Glossary

Apache Hadoop
a framework that allows for the distributed processing of large data sets across clusters of computers using a simple programming model.
BY-group processing
the process of using the BY statement to process observations that are ordered, grouped, or indexed according to the values of one or more variables. Many SAS procedures and the DATA step support BY-group processing. For example, you can use BY-group processing with the PRINT procedure to print separate reports for different groups of observations in a single SAS data set.
co-located data provider
a distributed data source, such as SAS Visual Analytics Hadoop or a third-party vendor database, that has SAS High-Performance Analytics software installed on the same machines. The SAS software on each machine processes the data that is local to the machine or that the data source makes available as the result of a query.
grid host
the machine to which the SAS client makes an initial connection in a SAS High-Performance Analytics application.

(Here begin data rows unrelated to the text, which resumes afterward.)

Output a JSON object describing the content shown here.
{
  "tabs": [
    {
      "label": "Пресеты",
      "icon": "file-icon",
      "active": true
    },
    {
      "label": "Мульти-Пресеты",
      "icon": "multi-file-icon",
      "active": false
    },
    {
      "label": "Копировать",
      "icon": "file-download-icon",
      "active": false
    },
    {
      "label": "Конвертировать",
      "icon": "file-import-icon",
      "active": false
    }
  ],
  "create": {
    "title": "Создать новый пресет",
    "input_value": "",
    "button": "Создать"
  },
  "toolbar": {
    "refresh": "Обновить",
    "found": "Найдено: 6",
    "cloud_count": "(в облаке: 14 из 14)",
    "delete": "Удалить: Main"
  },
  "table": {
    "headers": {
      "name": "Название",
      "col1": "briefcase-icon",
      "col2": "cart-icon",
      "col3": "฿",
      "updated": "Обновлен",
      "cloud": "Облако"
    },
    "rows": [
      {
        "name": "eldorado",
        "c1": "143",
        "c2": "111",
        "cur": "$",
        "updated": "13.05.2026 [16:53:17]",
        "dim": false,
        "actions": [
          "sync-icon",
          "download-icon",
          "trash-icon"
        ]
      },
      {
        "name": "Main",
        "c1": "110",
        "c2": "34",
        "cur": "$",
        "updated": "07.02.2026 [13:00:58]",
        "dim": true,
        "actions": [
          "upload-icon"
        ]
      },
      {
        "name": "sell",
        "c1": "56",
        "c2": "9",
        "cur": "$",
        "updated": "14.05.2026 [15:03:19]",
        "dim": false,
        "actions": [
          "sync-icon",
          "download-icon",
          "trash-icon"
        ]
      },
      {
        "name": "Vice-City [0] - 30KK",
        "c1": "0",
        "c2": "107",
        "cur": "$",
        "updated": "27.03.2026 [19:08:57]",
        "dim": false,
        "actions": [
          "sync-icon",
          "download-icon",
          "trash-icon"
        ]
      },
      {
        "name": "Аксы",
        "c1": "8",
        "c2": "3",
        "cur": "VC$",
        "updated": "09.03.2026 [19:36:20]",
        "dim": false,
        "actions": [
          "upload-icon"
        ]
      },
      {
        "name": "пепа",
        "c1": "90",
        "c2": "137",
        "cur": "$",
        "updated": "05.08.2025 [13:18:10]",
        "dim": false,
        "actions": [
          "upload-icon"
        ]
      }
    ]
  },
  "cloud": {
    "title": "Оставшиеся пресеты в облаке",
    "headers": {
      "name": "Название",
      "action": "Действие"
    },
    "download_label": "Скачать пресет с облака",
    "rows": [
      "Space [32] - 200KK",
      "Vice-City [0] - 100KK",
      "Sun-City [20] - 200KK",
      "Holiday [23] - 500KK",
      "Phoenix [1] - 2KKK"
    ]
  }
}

Hadoop Distributed File System
a framework for managing files as blocks of equal size, which are replicated across the machines in a Hadoop cluster to provide fault tolerance.
HDFS
See Hadoop Distributed File System
Message Passing Interface
is a message-passing library interface specification. SAS High-Performance Analytics applications implement MPI for use in high-performance computing environments.
MPI
See Message Passing Interface
root node
in a SAS High-Performance Analytics application, the role of the software that distributes and coordinates the workload of the worker nodes. In most deployments the root node runs on the machine that is identified as the grid host. SAS High-Performance Analytics applications assign the highest MPI rank to the root node.
SASHDAT file
the data format used for tables that are added to HDFS by SAS. SASHDAT files are read in parallel by the server.
server description file
a file that is created by a SAS client when the LASR procedure executes to create a server. The file contains information about the machines that are used by the server. It also contains the name of the server signature file that controls access to the server.
signature file
small files that are created by the server to control access to the server and to the tables loaded in the server. There is one server signature file for each server instance. There is one table signature file for each table that is loaded into memory on a server instance.
worker node
in a SAS High-Performance Analytics application, the role of the software that receives the workload from the root node.